The strategy of Rahul Gandhi's Congress Party has been to go after India's Muslim voting bloc, and has presented itself as the only political force capable of stopping Modi from coming to power. It mainly hopes to form the next government first by getting the Muslim votes, then cobbling together an alliance with smaller regional and caste-based parties.
The most senior Imam of Delhi in his Friday sermon issued a "fatwa" [religious opinion] calling upon faithful Muslims to vote en bloc in favor of the Congress Party.
In the same spirit, the leading London-based news magazine, The Economist, issued a fatwa of its own. In an editorial entitled, "Can anyone stop Narendra Modi?" The Economist called Modi a "divisive man" and accused him of "clinging to the anti-Muslim vote."
Narendra Modi (r) consoles the family of a victim of the terrorist bombing that hit a campaign rally held for him in Patna, India, on Oct. 27, 2013. Six people were killed and 85 injured in the attack, for which police suspect the group Indian Mujahideen is responsible. (Image source: Wikimedia Commons)
The media coverage elsewhere in Europe has been even less flattering. Just this week the leading German daily, Frankfurter Rundschau, called Modi the "Devil."
Why do supposedly liberal media, such as The Economist and the Frankfurter Rundschau smear people with whom they disagree, instead of presenting readers with well-reasoned arguments?
And why do supposedly liberal media support a candidate backed by a religiously extreme, authoritarian movement??
Outside his political party, Modi is largely a political pariah also in India.

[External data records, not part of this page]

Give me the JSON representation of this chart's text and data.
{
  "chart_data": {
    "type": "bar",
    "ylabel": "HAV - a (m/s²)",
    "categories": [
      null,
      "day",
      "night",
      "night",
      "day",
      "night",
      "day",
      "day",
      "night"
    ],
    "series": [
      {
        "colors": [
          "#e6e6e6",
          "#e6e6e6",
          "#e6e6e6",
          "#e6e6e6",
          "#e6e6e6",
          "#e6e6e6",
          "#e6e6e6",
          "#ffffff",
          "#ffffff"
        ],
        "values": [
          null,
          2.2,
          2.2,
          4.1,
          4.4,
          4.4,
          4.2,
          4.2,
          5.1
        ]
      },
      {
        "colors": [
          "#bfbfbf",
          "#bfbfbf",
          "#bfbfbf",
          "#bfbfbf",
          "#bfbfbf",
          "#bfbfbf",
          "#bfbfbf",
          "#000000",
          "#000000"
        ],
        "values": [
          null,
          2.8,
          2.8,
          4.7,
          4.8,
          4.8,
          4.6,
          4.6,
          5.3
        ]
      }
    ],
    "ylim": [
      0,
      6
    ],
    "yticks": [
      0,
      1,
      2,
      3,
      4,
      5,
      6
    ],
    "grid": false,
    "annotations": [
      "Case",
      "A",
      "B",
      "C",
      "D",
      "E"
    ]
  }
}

Shunned by the mainstream media and liberal intelligentsia, Modi has found a new medium to bring home his message: social media. His foot soldiers are disparagingly called the "Internet Hindus" -- young (age 18-25), tech-savvy Indians, who passionately defend their candidate, keep the heat on his rivals and, in "real time," counter every opposing argument with social media content.
Modi's BJP is not averse to the idea of promising freebies to secure votes, but BJP's promise of delivering high economic growth by cutting government regulations and ending "tax terrorism" after a decade-long policy paralysis has found takers in the business community and the middle class.

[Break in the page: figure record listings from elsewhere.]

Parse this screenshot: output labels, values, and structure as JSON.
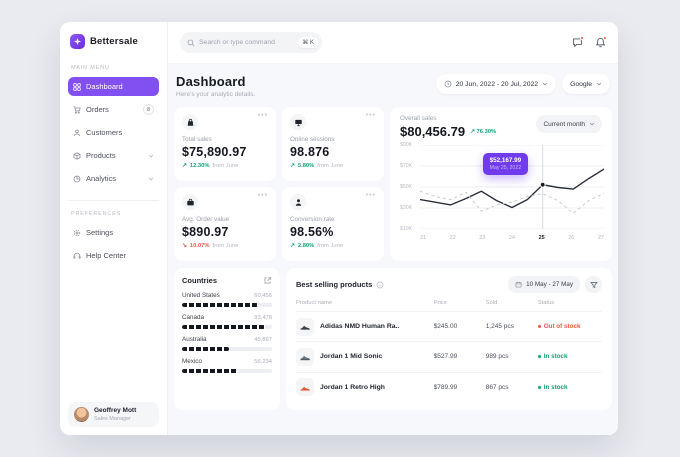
{
  "accent_color": "#8250f0",
  "brand": "Bettersale",
  "topbar": {
    "search_placeholder": "Search or type command",
    "shortcut": "⌘ K"
  },
  "sidebar": {
    "main_menu_label": "MAIN MENU",
    "items": [
      {
        "label": "Dashboard",
        "active": true
      },
      {
        "label": "Orders",
        "badge": "8"
      },
      {
        "label": "Customers"
      },
      {
        "label": "Products"
      },
      {
        "label": "Analytics"
      }
    ],
    "preferences_label": "PREFERENCES",
    "preferences": [
      {
        "label": "Settings"
      },
      {
        "label": "Help Center"
      }
    ],
    "user": {
      "name": "Geoffrey Mott",
      "role": "Sales Manager"
    }
  },
  "header": {
    "title": "Dashboard",
    "subtitle": "Here's your analytic details.",
    "date_range": "20 Jun, 2022 - 20 Jul, 2022",
    "source": "Google"
  },
  "stats": [
    {
      "icon": "shopping-bag",
      "label": "Total sales",
      "value": "$75,890.97",
      "trend": "up",
      "delta": "12.30%",
      "delta_suffix": "from June"
    },
    {
      "icon": "monitor",
      "label": "Online sessions",
      "value": "98.876",
      "trend": "up",
      "delta": "5.80%",
      "delta_suffix": "from June"
    },
    {
      "icon": "briefcase",
      "label": "Avg. Order value",
      "value": "$890.97",
      "trend": "down",
      "delta": "10.07%",
      "delta_suffix": "from June"
    },
    {
      "icon": "user",
      "label": "Conversion rate",
      "value": "98.56%",
      "trend": "up",
      "delta": "2.80%",
      "delta_suffix": "from June"
    }
  ],
  "overall_sales": {
    "label": "Overall sales",
    "value": "$80,456.79",
    "delta": "76.30%",
    "period": "Current month",
    "tooltip": {
      "value": "$52,167.99",
      "date": "May 25, 2022"
    },
    "chart_data": {
      "type": "line",
      "x": [
        21,
        21.5,
        22,
        22.5,
        23,
        23.5,
        24,
        24.5,
        25,
        25.5,
        26,
        26.5,
        27
      ],
      "series": [
        {
          "name": "Current month",
          "style": "solid",
          "values": [
            38,
            35.5,
            33,
            39,
            46,
            37,
            30.5,
            38,
            52.2,
            49.5,
            48,
            58,
            67
          ]
        },
        {
          "name": "Previous month",
          "style": "dashed",
          "values": [
            46,
            41,
            38,
            45,
            27,
            33,
            35.5,
            41,
            43.5,
            37,
            25,
            37,
            44
          ]
        }
      ],
      "xticks": [
        "21",
        "22",
        "23",
        "24",
        "25",
        "26",
        "27"
      ],
      "highlight_xtick": "25",
      "highlight_point": {
        "x": 25,
        "y": 52.2
      },
      "yticks": [
        "$90K",
        "$70K",
        "$50K",
        "$30K",
        "$10K"
      ],
      "ytick_values": [
        90,
        70,
        50,
        30,
        10
      ],
      "ylim": [
        10,
        90
      ],
      "xlim": [
        21,
        27
      ]
    }
  },
  "countries": {
    "title": "Countries",
    "rows": [
      {
        "name": "United States",
        "value": "60,456",
        "bar_pct": 84
      },
      {
        "name": "Canada",
        "value": "93,478",
        "bar_pct": 92
      },
      {
        "name": "Australia",
        "value": "45,897",
        "bar_pct": 52
      },
      {
        "name": "Mexico",
        "value": "56,234",
        "bar_pct": 62
      }
    ]
  },
  "products": {
    "title": "Best selling products",
    "date_range": "10 May - 27 May",
    "columns": [
      "Product name",
      "Price",
      "Sold",
      "Status"
    ],
    "rows": [
      {
        "name": "Adidas NMD Human Ra..",
        "price": "$245.00",
        "sold": "1,245 pcs",
        "status": "Out of stock",
        "status_type": "red"
      },
      {
        "name": "Jordan 1 Mid Sonic",
        "price": "$527.99",
        "sold": "989 pcs",
        "status": "In stock",
        "status_type": "green"
      },
      {
        "name": "Jordan 1 Retro High",
        "price": "$789.99",
        "sold": "867 pcs",
        "status": "In stock",
        "status_type": "green"
      }
    ]
  }
}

A series of opinion polls have predicted Modi's victory in these elections, but the final result on May 16th is anyone's guess.
Regardless of the election results, Hindu nationalists have managed to establish themselves as the single largest political force in India.
India's fragmented politics seems to be giving way to two competing camps: the determined Hindu nationalists versus everyone else.
The cobbled-together alliance opposing Modi does not seem have any constructive agenda, only tactical electoral tie-ups to try to keep him out of power.
Regardless of the results, however, for the first time Hindu nationalists have a nationwide appeal.
Vijeta Uniyal is an Indian-born analyst based in Germany.